According to Bousaid, Perrillo has decided to go in a different direction with his career but hasn’t disclosed his next move.

As someone who goes to the Fremont Street area maybe once a month for dinner, plus other visits in daylight hours to work on stories, I’ve never had the sense, looking from the outside, that the Venue was bustling with activity. Bousaid said he didn’t have a schedule of events but described the building as “very underutilized.”

Calls and emails to the Venue Las Vegas and the Venue Scottsdale, seeking comment from Perrillo, were not returned.

Hsieh’s Downtown Project has been the driving force behind the Fremont Street area’s attempted revival – that is, east of the canopy-covered casino corridor.
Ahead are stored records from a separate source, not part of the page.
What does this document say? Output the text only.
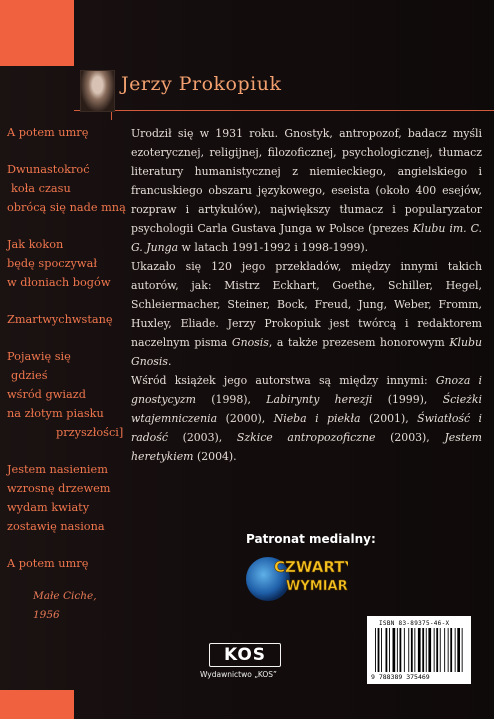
Jerzy Prokopiuk
A potem umrę
Dwunastokroć
koła czasu
obrócą się nade mną
Jak kokon
będę spoczywał
w dłoniach bogów
Zmartwychwstanę
Pojawię się
gdzieś
wśród gwiazd
na złotym piasku
przyszłości]
Jestem nasieniem
wzrosnę drzewem
wydam kwiaty
zostawię nasiona
A potem umrę
Małe Ciche, 1956

Urodził się w 1931 roku. Gnostyk, antropozof, badacz myśli ezoterycznej, religijnej, filozoficznej, psychologicznej, tłumacz literatury humanistycznej z niemieckiego, angielskiego i francuskiego obszaru językowego, eseista (około 400 esejów, rozpraw i artykułów), największy tłumacz i popularyzator psychologii Carla Gustava Junga w Polsce (prezes Klubu im. C. G. Junga w latach 1991-1992 i 1998-1999).

Ukazało się 120 jego przekładów, między innymi takich autorów, jak: Mistrz Eckhart, Goethe, Schiller, Hegel, Schleiermacher, Steiner, Bock, Freud, Jung, Weber, Fromm, Huxley, Eliade. Jerzy Prokopiuk jest twórcą i redaktorem naczelnym pisma Gnosis, a także prezesem honorowym Klubu Gnosis.

Wśród książek jego autorstwa są między innymi: Gnoza i gnostycyzm (1998), Labirynty herezji (1999), Ścieżki wtajemniczenia (2000), Nieba i piekła (2001), Światłość i radość (2003), Szkice antropozoficzne (2003), Jestem heretykiem (2004).

Patronat medialny:
CZWARTY
WYMIAR
KOS
Wydawnictwo „KOS”
ISBN 83-89375-46-X
9 788389 375469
Starting with a $350 million pot of money in 2012, he’s invested in restaurants, retail, tech startups and real estate.

DTP bought property all over the neighborhood, and its ground-up projects include the Downtown Container Park retail complex, which opened in 2013, and the Fremont9 apartment building, under construction next to Atomic Liquors.

Hsieh also had a hand in the Venue, issuing a $14 million construction loan for the project.

Downtown Project “feels it would be inappropriate to comment” on Perrillo’s sales effort but said the developer is “current” on his loan, according to a statement from Downtown Project PR rep Megan Fazio of Neon Public Relations.

The Las Vegas City Council approved plans for the Venue almost exactly 10 years ago, on Nov. 21, 2007. Perrillo bought the project site, at Fremont and Eighth streets, in February 2008. The facility held its first event in 2015.

He wasn’t the first person to draw up plans for the site.

In 2006, amid the frenzy of the real estate bubble, E! Entertainment Television founder Alan Mruvka wanted to build a 55-story mixed-use tower there, along with a 20-story mixed-use tower across Eighth Street. At one point, he planned to connect the high-rises with a sky-bridge, city records show.

Mruvka said on Thursday that he saw a lot of potential downtown and that he loves Las Vegas, adding that he used to visit here almost every week.

He described his project as “ambitious” and “beautiful.” As for why he didn’t build it, he cited worries about crime but also pinned blame on the economic meltdown, saying he “can’t control the economy.”

He never bought the project sites and bailed on his planned towers in 2007. The project was one of numerous bubble-era high-rise proposals in Las Vegas that never came out of the ground.

“It was a worldwide crash,” he said.